Harry siguió ignorándolo.
– También es simpática y no está prometida.
Ni caso.
– Y no es que los serviciales solteros de Gran Bretaña no lo hayan intentado -continuó Sebastian, como siempre sin inmutarse ante la ausencia de respuesta de Harry-. Ellos le siguen pidiendo su mano, pero por desgracia ella siempre los rechaza. Tengo entendido que hasta el viejo Winterhoe…
– Es distante -le interrumpió Harry, con más acritud de la que había pretendido.
La voz de Sebastian rebosó de feliz ironía cuando preguntó:
– ¿Cómo dices?
– Que es distante -repitió Harry, rememorando el breve intercambio de palabras con Olivia Bevelstoke. Se había comportado como una maldita diva. Cada una de sus gélidas palabras se había cuarteado como el hielo y ahora ni siquiera se dignaba a mirar a la pobre chica que tocaba el violín.
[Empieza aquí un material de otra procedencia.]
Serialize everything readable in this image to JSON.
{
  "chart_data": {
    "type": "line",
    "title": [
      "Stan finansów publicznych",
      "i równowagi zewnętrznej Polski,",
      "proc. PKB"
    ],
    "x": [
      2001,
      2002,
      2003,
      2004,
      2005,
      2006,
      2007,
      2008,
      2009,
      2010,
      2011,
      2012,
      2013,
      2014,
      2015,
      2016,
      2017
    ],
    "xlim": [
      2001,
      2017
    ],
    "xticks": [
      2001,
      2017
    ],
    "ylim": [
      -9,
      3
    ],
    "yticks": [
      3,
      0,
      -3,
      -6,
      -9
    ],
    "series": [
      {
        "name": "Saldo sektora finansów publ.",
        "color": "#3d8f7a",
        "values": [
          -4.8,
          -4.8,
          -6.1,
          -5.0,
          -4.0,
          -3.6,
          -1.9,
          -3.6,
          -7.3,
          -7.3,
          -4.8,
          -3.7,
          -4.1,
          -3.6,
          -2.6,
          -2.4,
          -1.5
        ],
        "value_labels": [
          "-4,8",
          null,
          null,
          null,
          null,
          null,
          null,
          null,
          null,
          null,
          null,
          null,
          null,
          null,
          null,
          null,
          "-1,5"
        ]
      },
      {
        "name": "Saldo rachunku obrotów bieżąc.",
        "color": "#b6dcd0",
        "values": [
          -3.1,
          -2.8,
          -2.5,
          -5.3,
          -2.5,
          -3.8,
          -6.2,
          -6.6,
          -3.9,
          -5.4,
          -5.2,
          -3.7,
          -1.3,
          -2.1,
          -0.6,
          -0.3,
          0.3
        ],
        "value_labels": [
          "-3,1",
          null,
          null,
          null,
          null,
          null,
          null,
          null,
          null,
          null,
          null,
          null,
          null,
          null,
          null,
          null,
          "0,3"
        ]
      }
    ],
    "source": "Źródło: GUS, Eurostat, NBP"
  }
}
Para ser honesto, le sorprendía que hubiese venido esta noche. No parecía el lugar más adecuado para los diamantes gélidos de máxima calidad. Con toda probabilidad alguien le habría obligado a asistir.
– Y yo que me había hecho grandes esperanzas sobre vuestro futuro juntos -musitó Sebastian.
Harry se giró para darle una respuesta mordaz o por lo menos con todo el sarcasmo que pudiera expresar, pero hubo un cambio en la música y la violinista llegó de nuevo a un crescendo. Esta vez tenía que ser el final, pero el público no pensaba jugársela y estalló una salva de aplausos antes siquiera de que ella hubiese tocado la última nota.
Harry caminó al lado de Sebastian, que se abría paso hacia su abuela. Sebastian le había dicho que ésta había venido en su propio carruaje, por lo que no hacía falta que esperasen a que estuviera lista para irse. Aun así Sebastian tenía que despedirse y aunque Harry no era pariente suyo, también debía saludarla.